Paper Reading #22

Comments:
Comment #1
Comment #2
Reference:
Title: A POMDP approach to P300-based brain-computer interfaces
Author: Jaeyoung Park, Kee-Eung Kim, Sungho Jo
Venue: IUI 2009/2010
Summary:
Brain Computer Interfaces (BCI) provide a channel of communication for "conveying messages and commands from the brain to external sources." This is significant because by studying BCIs we can improve communication between the brain and the computer. Perhaps the most popular way of measuring BCIs is by the use of EEGs. EEGs are popular because they are non-invasive, cheap, and easy to use. Also, it has a very reliable signal feature called a P300, which "a positive peak in the signal amplitude at about 300ms after a stimulus is given to the user’s attention." One system that has been proposed using the P300 and EEGs is the P300 speller. The P300 speller has a 6x6 matrix of letters, and the letters randomly and systematically flash, so when the letter that the user is looking at flashes, the P300 is received approximately 300 ms later. This is the BCI system that this group used to test their algorithm.

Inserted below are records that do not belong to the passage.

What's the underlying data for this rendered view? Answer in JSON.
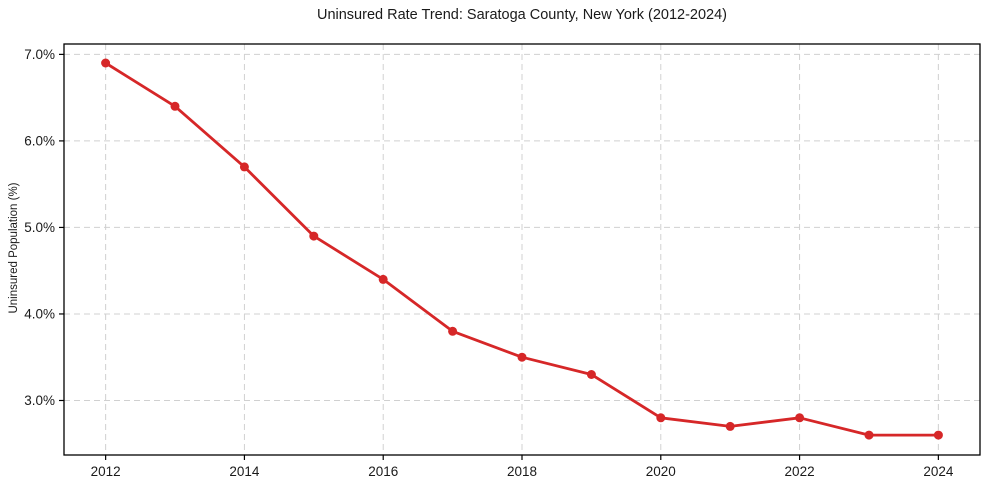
{
  "chart_data": {
    "type": "line",
    "title": "Uninsured Rate Trend: Saratoga County, New York (2012-2024)",
    "xlabel": "",
    "ylabel": "Uninsured Population (%)",
    "x": [
      2012,
      2013,
      2014,
      2015,
      2016,
      2017,
      2018,
      2019,
      2020,
      2021,
      2022,
      2023,
      2024
    ],
    "values": [
      6.9,
      6.4,
      5.7,
      4.9,
      4.4,
      3.8,
      3.5,
      3.3,
      2.8,
      2.7,
      2.8,
      2.6,
      2.6
    ],
    "x_ticks": [
      2012,
      2014,
      2016,
      2018,
      2020,
      2022,
      2024
    ],
    "x_tick_labels": [
      "2012",
      "2014",
      "2016",
      "2018",
      "2020",
      "2022",
      "2024"
    ],
    "y_ticks": [
      3.0,
      4.0,
      5.0,
      6.0,
      7.0
    ],
    "y_tick_labels": [
      "3.0%",
      "4.0%",
      "5.0%",
      "6.0%",
      "7.0%"
    ],
    "xlim": [
      2011.4,
      2024.6
    ],
    "ylim": [
      2.37,
      7.12
    ],
    "grid": true,
    "legend": "none",
    "line_color": "#d62728",
    "marker_color": "#d62728",
    "grid_color": "#d0d0d0",
    "axis_color": "#000000",
    "background_color": "#ffffff"
  }
}
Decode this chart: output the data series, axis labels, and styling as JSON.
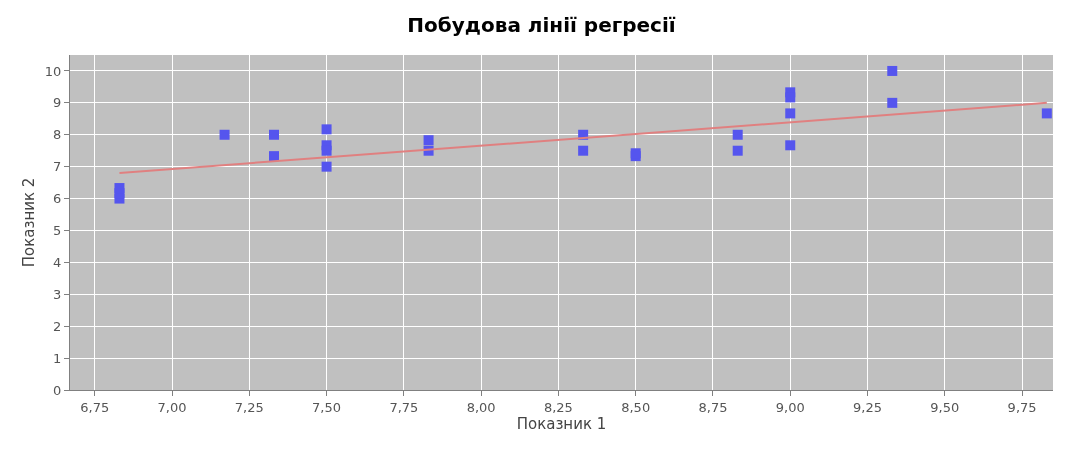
{
  "chart_data": {
    "type": "scatter",
    "title": "Побудова лінії регресії",
    "xlabel": "Показник 1",
    "ylabel": "Показник 2",
    "xlim": [
      6.67,
      9.85
    ],
    "ylim": [
      0,
      10.5
    ],
    "xticks": [
      {
        "value": 6.75,
        "label": "6,75"
      },
      {
        "value": 7.0,
        "label": "7,00"
      },
      {
        "value": 7.25,
        "label": "7,25"
      },
      {
        "value": 7.5,
        "label": "7,50"
      },
      {
        "value": 7.75,
        "label": "7,75"
      },
      {
        "value": 8.0,
        "label": "8,00"
      },
      {
        "value": 8.25,
        "label": "8,25"
      },
      {
        "value": 8.5,
        "label": "8,50"
      },
      {
        "value": 8.75,
        "label": "8,75"
      },
      {
        "value": 9.0,
        "label": "9,00"
      },
      {
        "value": 9.25,
        "label": "9,25"
      },
      {
        "value": 9.5,
        "label": "9,50"
      },
      {
        "value": 9.75,
        "label": "9,75"
      }
    ],
    "yticks": [
      0,
      1,
      2,
      3,
      4,
      5,
      6,
      7,
      8,
      9,
      10
    ],
    "grid": true,
    "series": [
      {
        "marker": "square",
        "color": "#5555ee",
        "x": [
          6.83,
          6.83,
          6.83,
          7.17,
          7.33,
          7.33,
          7.5,
          7.5,
          7.5,
          7.5,
          7.83,
          7.83,
          8.33,
          8.33,
          8.5,
          8.5,
          8.83,
          8.83,
          9.0,
          9.0,
          9.0,
          9.0,
          9.33,
          9.33,
          9.83
        ],
        "values": [
          6.0,
          6.17,
          6.33,
          8.0,
          8.0,
          7.33,
          8.17,
          7.67,
          7.5,
          7.0,
          7.83,
          7.5,
          8.0,
          7.5,
          7.33,
          7.42,
          8.0,
          7.5,
          9.33,
          9.17,
          8.67,
          7.67,
          10.0,
          9.0,
          8.67
        ]
      },
      {
        "type": "line",
        "marker": "none",
        "line_style": "solid",
        "color": "#e08080",
        "x": [
          6.83,
          9.83
        ],
        "values": [
          6.8,
          9.0
        ]
      }
    ]
  }
}
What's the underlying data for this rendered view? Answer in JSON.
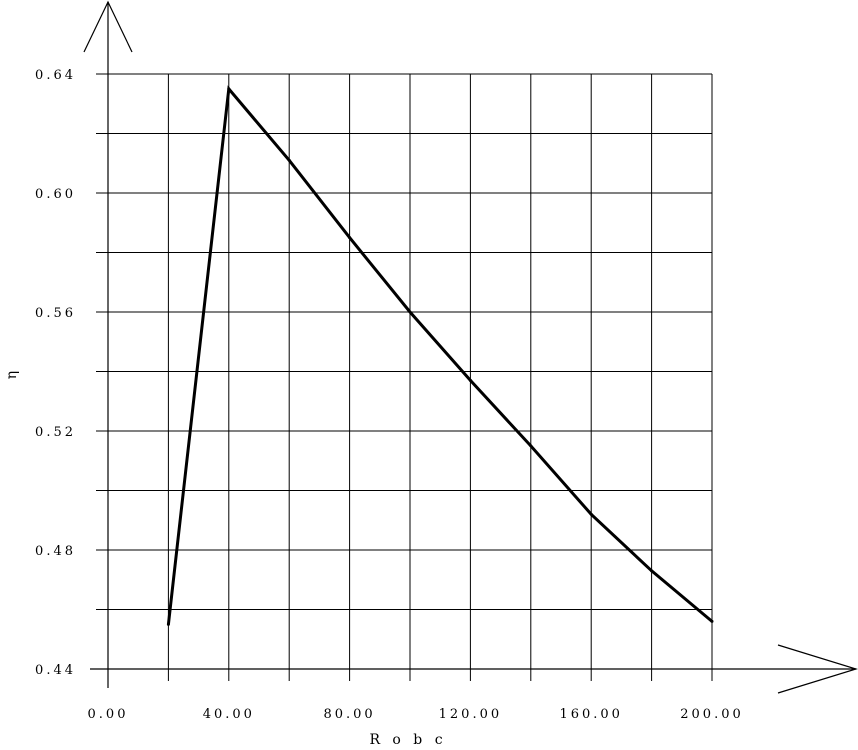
{
  "chart_data": {
    "type": "line",
    "title": "",
    "xlabel": "R o b c",
    "ylabel": "η",
    "xlim": [
      0,
      200
    ],
    "ylim": [
      0.44,
      0.64
    ],
    "grid": true,
    "x_ticks": [
      0,
      20,
      40,
      60,
      80,
      100,
      120,
      140,
      160,
      180,
      200
    ],
    "x_tick_labels": [
      "0.00",
      "",
      "40.00",
      "",
      "80.00",
      "",
      "120.00",
      "",
      "160.00",
      "",
      "200.00"
    ],
    "y_ticks": [
      0.44,
      0.46,
      0.48,
      0.5,
      0.52,
      0.54,
      0.56,
      0.58,
      0.6,
      0.62,
      0.64
    ],
    "y_tick_labels": [
      "0.44",
      "",
      "0.48",
      "",
      "0.52",
      "",
      "0.56",
      "",
      "0.60",
      "",
      "0.64"
    ],
    "series": [
      {
        "x": [
          20,
          40,
          60,
          80,
          100,
          120,
          140,
          160,
          180,
          200
        ],
        "values": [
          0.455,
          0.635,
          0.611,
          0.585,
          0.56,
          0.537,
          0.515,
          0.492,
          0.473,
          0.456
        ]
      }
    ]
  }
}
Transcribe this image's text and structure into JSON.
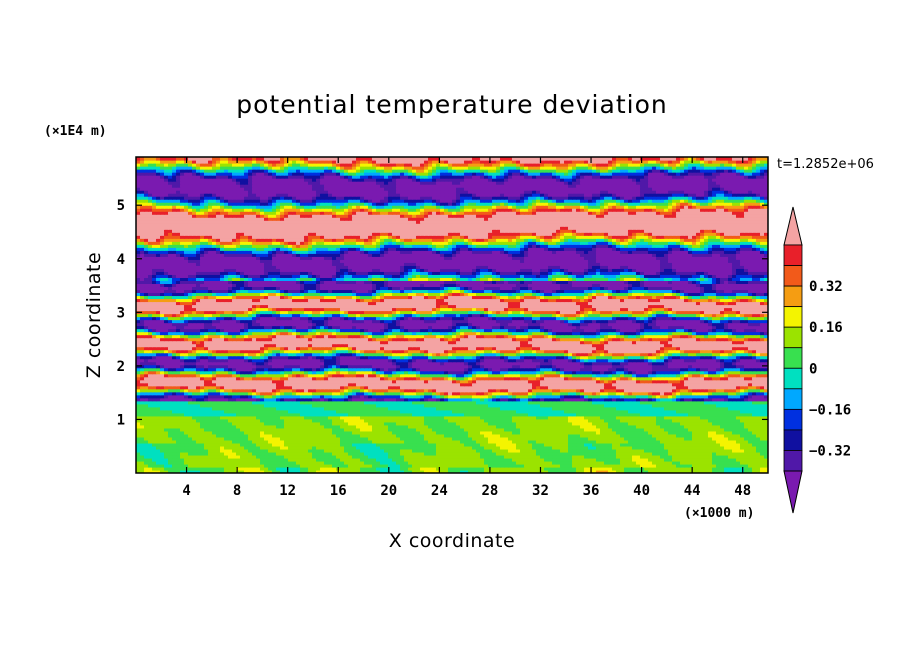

Most BCI work has been focused on the lower-level of the interface, being feature extraction or classification methods. This paper focuses on a higher level problem: the optimal order or sequence of flashes. To do this, the group used a Partially Observable Markov Decision Processes (POMDP) algorithm. Basically, this algorithm uses several variables (8 total) and combined with the given uncertainty to model sequential decision making. To implement this, raw signals are sent to the preprocessor, which is a collection of bandpass and other filters. Then that is classified to determine if a P300 occurred. Then the system is modeled and sent to the POMDP planner.

The baseline for the experiment was BCI algorithms already in use. The group tested 2x2 and 2x3 matrices. The algorithms the group used to compare to the baseline were POMDP with select actions (PWSA) and without select actions (PWOSA). The PWSA improved the bit rates the most, by 242% to 265%. This was 135% to 151% better than the baseline algorithms already being used.
Discussion:
I found this paper mildly enjoyable. I think this is definitely a usable innovation. I admit I don't know much about BCIs, but the stats presented show that this is an obvious improvement. The thing I didn't like about the algorithm was that it can't be used on any data because it is computationally infeasible. However, this is definitely an improvement and in a useful area. The paper used a TON of mathematical notation and explanation. If you've read my blogs before, you know I don't like that in a paper like this. I think that stuff should be left for a follow up, once you've already captured the audience's attention and have them asking for more. The concept is strong, but the paper loses the reader's attention.